For the record, Timo Tjahjanto wins the sickness race with Libido; Ben Wheatley delivers a sharp, subjective camera shock with Unearthed; Hydro-Electric Diffusion is agreeably bonkers; Quack and WTF are pretty funny, in a knowing, American smartarse way; Youngbuck winningly feels like a twisted loveletter to the 80’s high school movie and Fart and Zetsumetsu (both Japanese) seem determined to throw as much weirdness as possible at the screen in the hope that some of it might mean something. For my money, the real standouts were Dogfight by Marcel Samiento, a jagged little tale with a political edge that is scored, edited and shot to perfection, and Forzani/Cattet’s Orgasm, which is a beautiful, erotic semi-abstract nightmare unlike anything else around it. But hell, dive in, there’s something to upset everyone.
South Korean director Yeon Sang-ho’s The King of Pigs is a harsh, bleak animated feature that looks at the terrible fate of three childhood friends who were bullied at school. The pervasive violence of the highly hierarchical South Korean society has been tackled in a number of films, one of the most notable being Yang Ik-joon’s gut-wrenching Breathless (2008), which The King of Pigs recalls to a certain extent in its unrelenting darkness and its atmosphere of absolute despair (interesting to note that director-actor Yang Ik-joon voices the character of Jong-suk in the film).
The King of Pigs opens as the bespectacled failed businessman Kyung-min, having apparently just strangled his wife in their high-rise city apartment, gets a phone call from a detective who has tracked down his childhood friend Jong-suk.
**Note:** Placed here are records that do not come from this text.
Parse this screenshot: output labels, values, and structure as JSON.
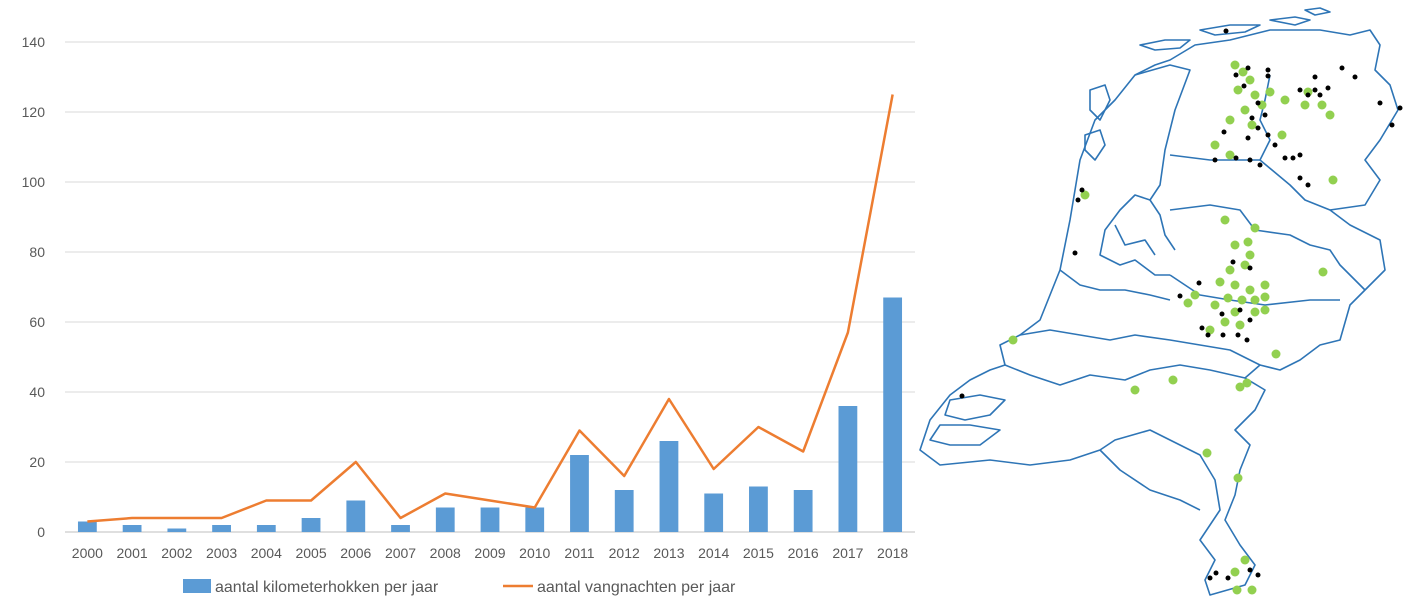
{
  "chart_data": {
    "type": "bar",
    "categories": [
      "2000",
      "2001",
      "2002",
      "2003",
      "2004",
      "2005",
      "2006",
      "2007",
      "2008",
      "2009",
      "2010",
      "2011",
      "2012",
      "2013",
      "2014",
      "2015",
      "2016",
      "2017",
      "2018"
    ],
    "series": [
      {
        "name": "aantal kilometerhokken per jaar",
        "type": "bar",
        "color": "#5B9BD5",
        "values": [
          3,
          2,
          1,
          2,
          2,
          4,
          9,
          2,
          7,
          7,
          7,
          22,
          12,
          26,
          11,
          13,
          12,
          36,
          67
        ]
      },
      {
        "name": "aantal vangnachten per jaar",
        "type": "line",
        "color": "#ED7D31",
        "values": [
          3,
          4,
          4,
          4,
          9,
          9,
          20,
          4,
          11,
          9,
          7,
          29,
          16,
          38,
          18,
          30,
          23,
          57,
          125
        ]
      }
    ],
    "ylim": [
      0,
      140
    ],
    "yticks": [
      "0",
      "20",
      "40",
      "60",
      "80",
      "100",
      "120",
      "140"
    ],
    "grid": true,
    "legend_position": "bottom"
  },
  "map": {
    "type": "map",
    "outline_color": "#2E75B6",
    "marker_colors": {
      "green": "#92D050",
      "black": "#000000"
    }
  }
}
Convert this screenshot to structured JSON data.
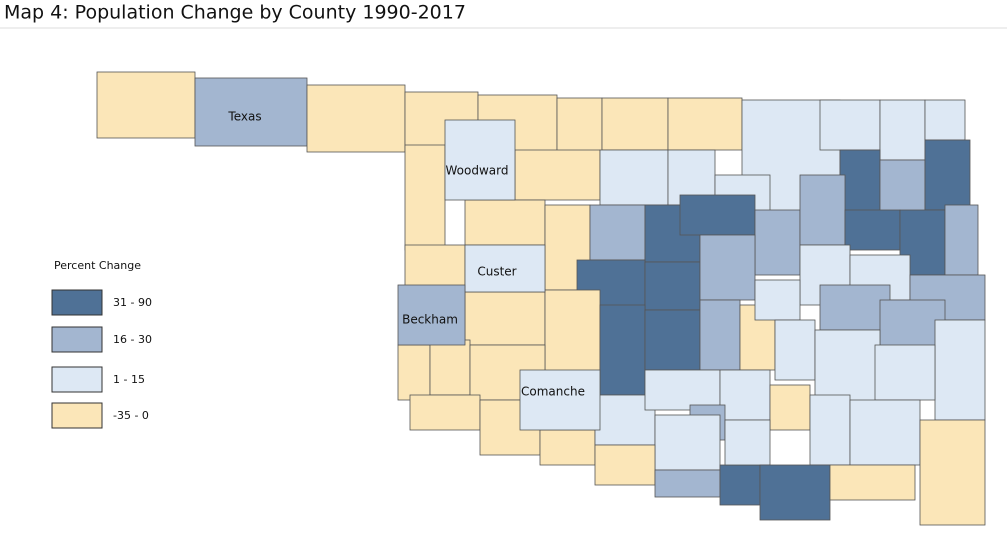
{
  "title": "Map 4: Population Change by County 1990-2017",
  "legend": {
    "title": "Percent Change",
    "items": [
      {
        "label": "31 - 90",
        "color": "#4f7196"
      },
      {
        "label": "16 - 30",
        "color": "#a3b6d0"
      },
      {
        "label": "1 - 15",
        "color": "#dde8f4"
      },
      {
        "label": "-35 - 0",
        "color": "#fbe6b8"
      }
    ]
  },
  "county_labels": [
    "Texas",
    "Woodward",
    "Custer",
    "Beckham",
    "Comanche"
  ]
}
A wife-beating failed writer, Jong-suk agrees to meet Kyung-min after 15 years in which they have had no contact. Their conversation in a restaurant leads to a number of flashbacks to their school years and the bullying they endured at the hands of older, richer boys. The animal metaphor of the title is used to describe the vicious hierarchical organisation of the school, and by extension, of Korean society: the ‘dogs’ are the boys from well-off families who rule the school and persecute the ‘pigs’, who come from poorer or less respectable backgrounds.
But this seemingly unchangeable brutal order is challenged when a boy called Chul comes to the defence of Kyung-min. Chul is a true outsider and refuses to be bullied into submission. In one chilling scene, he tells the boys, ‘you need to be a monster if you don’t want to keep living like a loser’. When he beats up an older boy, he becomes ‘the king of pigs’. Soon, he has a plan to make sure the ‘dogs’ can never have happy memories of their school days. But as Chul realises the complexities of the adult world he does some growing up, even though Kyung-min and Jong-suk still desperately need him to remain a ‘monster’ and recklessly stand up to the bullies.
The animal metaphor is somewhat laboured and heavy-handed in places and this is not helped by the terrible quality of the subtitles. The low budget is apparent in the lack of sophistication of the animation, which is quite stilted and not very detailed. But this is compensated for by a very expressive colour scheme, from the oppressive dark blues and muted tones that dominate the film to the rare luminous pink skies that punctuate the gloom. Also notable are a number of hallucinatory sequences: boys with dogs’ heads, a murdered ghost cat spitting out sardonic comments, a glue-induced nightmarish vision.
The King of Pigs is an uncompromising, hopeless depiction of a society corrupted by the idea of success as money and the brutal upholding of the hierarchical order it creates. Despite its flaws, it is an intense, riveting, affecting drama that delivers a truly shocking conclusion.